At the end, the thinly veiled blue night falls like a forgotten curtain, and Didion does bring herself to say what has weighed down every word of hers previously written. Go back into the blue, she laments. I myself placed her ashes in the wall. I myself saw the cathedral doors locked at six. I know what frailty is, I know what the fear is. The fear is not for what is lost. It is the novel’s powerful conclusion – a realisation that although there may be nothing still to be lost, there is “no day” when Joan Didion does not see her daughter, there is no day when she does not feel as though she has yet to lose her, before reminding herself that she already has.

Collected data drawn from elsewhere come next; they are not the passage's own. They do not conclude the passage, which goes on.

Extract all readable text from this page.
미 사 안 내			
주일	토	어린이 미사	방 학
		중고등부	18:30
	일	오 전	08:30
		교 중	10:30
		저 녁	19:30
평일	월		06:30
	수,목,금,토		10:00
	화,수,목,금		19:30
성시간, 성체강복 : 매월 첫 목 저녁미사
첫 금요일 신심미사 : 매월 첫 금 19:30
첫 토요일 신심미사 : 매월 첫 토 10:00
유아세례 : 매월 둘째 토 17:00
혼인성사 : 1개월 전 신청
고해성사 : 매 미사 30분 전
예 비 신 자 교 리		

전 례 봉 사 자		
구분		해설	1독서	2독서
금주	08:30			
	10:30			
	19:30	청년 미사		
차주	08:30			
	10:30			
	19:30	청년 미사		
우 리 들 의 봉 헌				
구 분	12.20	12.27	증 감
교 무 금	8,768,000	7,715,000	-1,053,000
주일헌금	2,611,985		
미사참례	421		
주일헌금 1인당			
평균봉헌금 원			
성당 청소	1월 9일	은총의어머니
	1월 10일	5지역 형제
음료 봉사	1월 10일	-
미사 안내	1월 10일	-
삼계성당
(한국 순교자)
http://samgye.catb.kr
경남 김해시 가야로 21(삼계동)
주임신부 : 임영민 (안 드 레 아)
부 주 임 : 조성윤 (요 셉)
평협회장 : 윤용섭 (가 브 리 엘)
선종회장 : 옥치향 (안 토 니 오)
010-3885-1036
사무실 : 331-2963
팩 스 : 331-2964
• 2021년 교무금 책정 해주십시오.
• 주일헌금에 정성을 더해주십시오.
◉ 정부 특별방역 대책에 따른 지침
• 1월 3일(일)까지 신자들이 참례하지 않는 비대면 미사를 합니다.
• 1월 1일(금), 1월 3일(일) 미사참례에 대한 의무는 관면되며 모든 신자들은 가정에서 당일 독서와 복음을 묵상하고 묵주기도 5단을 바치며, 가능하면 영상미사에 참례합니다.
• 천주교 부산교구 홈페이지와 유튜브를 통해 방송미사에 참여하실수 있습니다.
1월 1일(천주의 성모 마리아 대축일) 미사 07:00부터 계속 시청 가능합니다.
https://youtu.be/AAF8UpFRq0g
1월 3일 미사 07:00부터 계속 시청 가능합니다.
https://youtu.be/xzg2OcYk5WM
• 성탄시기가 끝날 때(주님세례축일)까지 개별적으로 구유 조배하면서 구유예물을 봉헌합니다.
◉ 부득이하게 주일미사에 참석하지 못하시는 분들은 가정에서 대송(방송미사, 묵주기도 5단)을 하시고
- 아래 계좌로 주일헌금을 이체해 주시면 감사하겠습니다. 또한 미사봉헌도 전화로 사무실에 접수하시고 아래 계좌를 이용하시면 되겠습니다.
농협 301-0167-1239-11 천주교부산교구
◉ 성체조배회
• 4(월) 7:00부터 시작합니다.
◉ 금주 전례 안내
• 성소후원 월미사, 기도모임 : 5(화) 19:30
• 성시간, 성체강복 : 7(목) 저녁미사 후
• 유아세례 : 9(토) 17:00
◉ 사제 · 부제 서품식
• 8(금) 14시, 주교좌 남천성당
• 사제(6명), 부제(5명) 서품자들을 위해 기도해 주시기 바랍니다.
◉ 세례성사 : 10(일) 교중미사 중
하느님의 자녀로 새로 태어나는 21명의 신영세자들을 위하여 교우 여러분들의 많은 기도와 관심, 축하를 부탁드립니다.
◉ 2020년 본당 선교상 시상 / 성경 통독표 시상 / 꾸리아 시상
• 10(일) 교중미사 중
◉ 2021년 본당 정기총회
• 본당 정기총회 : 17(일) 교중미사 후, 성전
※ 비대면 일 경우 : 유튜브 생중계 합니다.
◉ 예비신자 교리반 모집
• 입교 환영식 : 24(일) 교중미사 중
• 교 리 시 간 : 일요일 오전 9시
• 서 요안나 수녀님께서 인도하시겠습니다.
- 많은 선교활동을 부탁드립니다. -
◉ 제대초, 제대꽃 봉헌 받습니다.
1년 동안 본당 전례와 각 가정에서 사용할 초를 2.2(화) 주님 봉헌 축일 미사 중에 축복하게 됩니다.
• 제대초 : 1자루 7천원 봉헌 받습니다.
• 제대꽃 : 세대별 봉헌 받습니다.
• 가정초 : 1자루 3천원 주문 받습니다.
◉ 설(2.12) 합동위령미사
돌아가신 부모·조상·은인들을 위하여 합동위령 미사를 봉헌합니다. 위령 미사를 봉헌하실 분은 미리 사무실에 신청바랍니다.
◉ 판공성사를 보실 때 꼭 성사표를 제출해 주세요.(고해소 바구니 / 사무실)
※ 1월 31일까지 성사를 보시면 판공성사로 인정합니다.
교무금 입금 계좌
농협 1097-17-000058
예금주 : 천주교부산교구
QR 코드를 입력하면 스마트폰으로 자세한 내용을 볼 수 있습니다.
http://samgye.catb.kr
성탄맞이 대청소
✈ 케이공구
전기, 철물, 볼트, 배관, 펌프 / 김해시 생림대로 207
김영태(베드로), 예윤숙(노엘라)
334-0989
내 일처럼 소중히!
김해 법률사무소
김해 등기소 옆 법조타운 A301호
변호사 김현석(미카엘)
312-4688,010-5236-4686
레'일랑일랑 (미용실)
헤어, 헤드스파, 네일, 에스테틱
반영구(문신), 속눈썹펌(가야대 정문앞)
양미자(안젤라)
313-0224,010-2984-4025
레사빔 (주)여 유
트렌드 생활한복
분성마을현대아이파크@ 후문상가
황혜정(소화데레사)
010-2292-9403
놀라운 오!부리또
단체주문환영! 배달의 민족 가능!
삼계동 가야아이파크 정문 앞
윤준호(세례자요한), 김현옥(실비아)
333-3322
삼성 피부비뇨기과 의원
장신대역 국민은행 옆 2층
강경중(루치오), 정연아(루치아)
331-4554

Elizabeth Bishop’s profound poem suggested that losing can be mastered and even perhaps that it must be, in order to survive. Yet the Art of Losing is an art, something which must be worked at, struggled with, perfected and overcome. To read Joan Didion and Josephine Hart is to recognise the pain with which every cold word swells and to realise that these two women are, and were, masters of the art of losing.